Selon le rapport de l’OSCE sur les crimes de haine, la police a signalé 49 crimes antisémites en 2018. Les incidents n’ont pas été ventilés par type de crime. En 2019, les chiffres officiels étaient de 30 crimes de haine antisémites. La communauté juive de Vienne et le Forum contre l’antisémitisme ont indiqué que les incidents antisémites avaient augmenté de 9,5% de 2017 à 2019 avec 550 incidents (dont 6 agressions physiques, 18 menaces, 78 incidents liés à des biens).

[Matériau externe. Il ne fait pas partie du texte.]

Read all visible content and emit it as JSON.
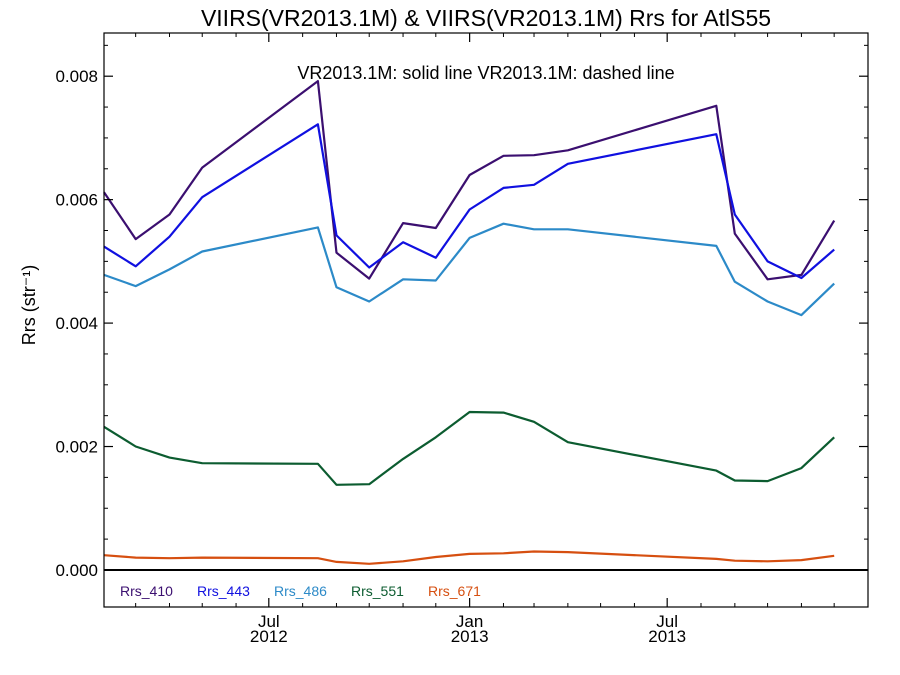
{
  "chart_data": {
    "type": "line",
    "title": "VIIRS(VR2013.1M) & VIIRS(VR2013.1M)  Rrs for AtlS55",
    "subtitle": "VR2013.1M: solid line   VR2013.1M: dashed line",
    "ylabel": "Rrs (str⁻¹)",
    "xlabel": "",
    "xlim": [
      "2012-02-01",
      "2014-01-01"
    ],
    "ylim": [
      -0.0006,
      0.0087
    ],
    "yticks": [
      0.0,
      0.002,
      0.004,
      0.006,
      0.008
    ],
    "ytick_labels": [
      "0.000",
      "0.002",
      "0.004",
      "0.006",
      "0.008"
    ],
    "xticks": [
      {
        "date": "2012-07-01",
        "line1": "Jul",
        "line2": "2012"
      },
      {
        "date": "2013-01-01",
        "line1": "Jan",
        "line2": "2013"
      },
      {
        "date": "2013-07-01",
        "line1": "Jul",
        "line2": "2013"
      }
    ],
    "zero_line": 0.0,
    "grid": false,
    "legend_position": "bottom-left",
    "x": [
      "2012-02-01",
      "2012-03-01",
      "2012-04-01",
      "2012-05-01",
      "2012-08-15",
      "2012-09-01",
      "2012-10-01",
      "2012-11-01",
      "2012-12-01",
      "2013-01-01",
      "2013-02-01",
      "2013-03-01",
      "2013-04-01",
      "2013-08-15",
      "2013-09-01",
      "2013-10-01",
      "2013-11-01",
      "2013-12-01"
    ],
    "series": [
      {
        "name": "Rrs_410",
        "color": "#3b0f70",
        "values": [
          0.00612,
          0.00536,
          0.00576,
          0.00652,
          0.00792,
          0.00514,
          0.00472,
          0.00562,
          0.00554,
          0.0064,
          0.00671,
          0.00672,
          0.0068,
          0.00752,
          0.00545,
          0.00471,
          0.00478,
          0.00566
        ]
      },
      {
        "name": "Rrs_443",
        "color": "#1010e0",
        "values": [
          0.00524,
          0.00492,
          0.0054,
          0.00604,
          0.00722,
          0.00542,
          0.0049,
          0.00531,
          0.00506,
          0.00584,
          0.00619,
          0.00624,
          0.00658,
          0.00706,
          0.00576,
          0.005,
          0.00473,
          0.00519
        ]
      },
      {
        "name": "Rrs_486",
        "color": "#2c8ac8",
        "values": [
          0.00478,
          0.0046,
          0.00487,
          0.00516,
          0.00555,
          0.00458,
          0.00435,
          0.00471,
          0.00469,
          0.00538,
          0.00561,
          0.00552,
          0.00552,
          0.00525,
          0.00467,
          0.00435,
          0.00413,
          0.00464
        ]
      },
      {
        "name": "Rrs_551",
        "color": "#0c5c30",
        "values": [
          0.00232,
          0.002,
          0.00182,
          0.00173,
          0.00172,
          0.00138,
          0.00139,
          0.0018,
          0.00215,
          0.00256,
          0.00255,
          0.0024,
          0.00207,
          0.00161,
          0.00145,
          0.00144,
          0.00165,
          0.00215
        ]
      },
      {
        "name": "Rrs_671",
        "color": "#d64f10",
        "values": [
          0.00024,
          0.0002,
          0.00019,
          0.0002,
          0.00019,
          0.00013,
          0.0001,
          0.00014,
          0.00021,
          0.00026,
          0.00027,
          0.0003,
          0.00029,
          0.00018,
          0.00015,
          0.00014,
          0.00016,
          0.00023
        ]
      }
    ]
  }
}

Parmi les incidents survenus au cours de la période faisant l’objet du présent rapport, il y a eu l’attaque terroriste susmentionnée de novembre 2020 près de la synagogue de la ville, une série de crimes antisémites à Graz en août 2020, dont une attaque physique contre le président de la communauté juive de Graz et des graffitis « Palestine libre » sur la synagogue. Lors d’une conférence de presse, l’agresseur a été identifié comme étant un « citoyen syrien présentant une motivation religieuse islamique ». Le ministre de la Culture et de l’Intégration a déclaré : « L’antisémitisme sous quelque forme que ce soit est une attaque contre notre communauté de valeurs et nous avons la responsabilité historique de le combattre. »
Les règles applicables aux rassemblements religieux pendant la pandémie de coronavirus en 2020 et 2021 étaient en grande partie le résultat d’accords entre les communautés religieuses et le gouvernement, et comprenaient des exigences de distanciation et des mesures d’hygiène, l’interdiction du chant et le report de certaines cérémonies religieuses telles que les mariages.
Au cours de la période faisant l’objet du présent rapport, il y a eu plusieurs mises à jour législatives capables d’avoir une incidence indirecte sur la liberté religieuse en Autriche, comme l’enregistrement des imams et la criminalisation de « l’extrémisme à motivation religieuse ». Le règlement sur les discours de haine en ligne, combiné à la loi autrichienne qui est de facto une loi sur le blasphème, peut aboutir à empêcher la critique des idéologies religieuses, ainsi que des idéologies progressistes relatives au genre, à la sexualité ou au mariage. Il semble y avoir un risque croissant d’intolérance sociale à l’égard des religions majoritaires et minoritaires. La montée de l’antisémitisme et le fait que les sites chrétiens soient de plus en plus ciblés sont une tendance inquiétante, mais le gouvernement semble soucieux de s’y attaquer.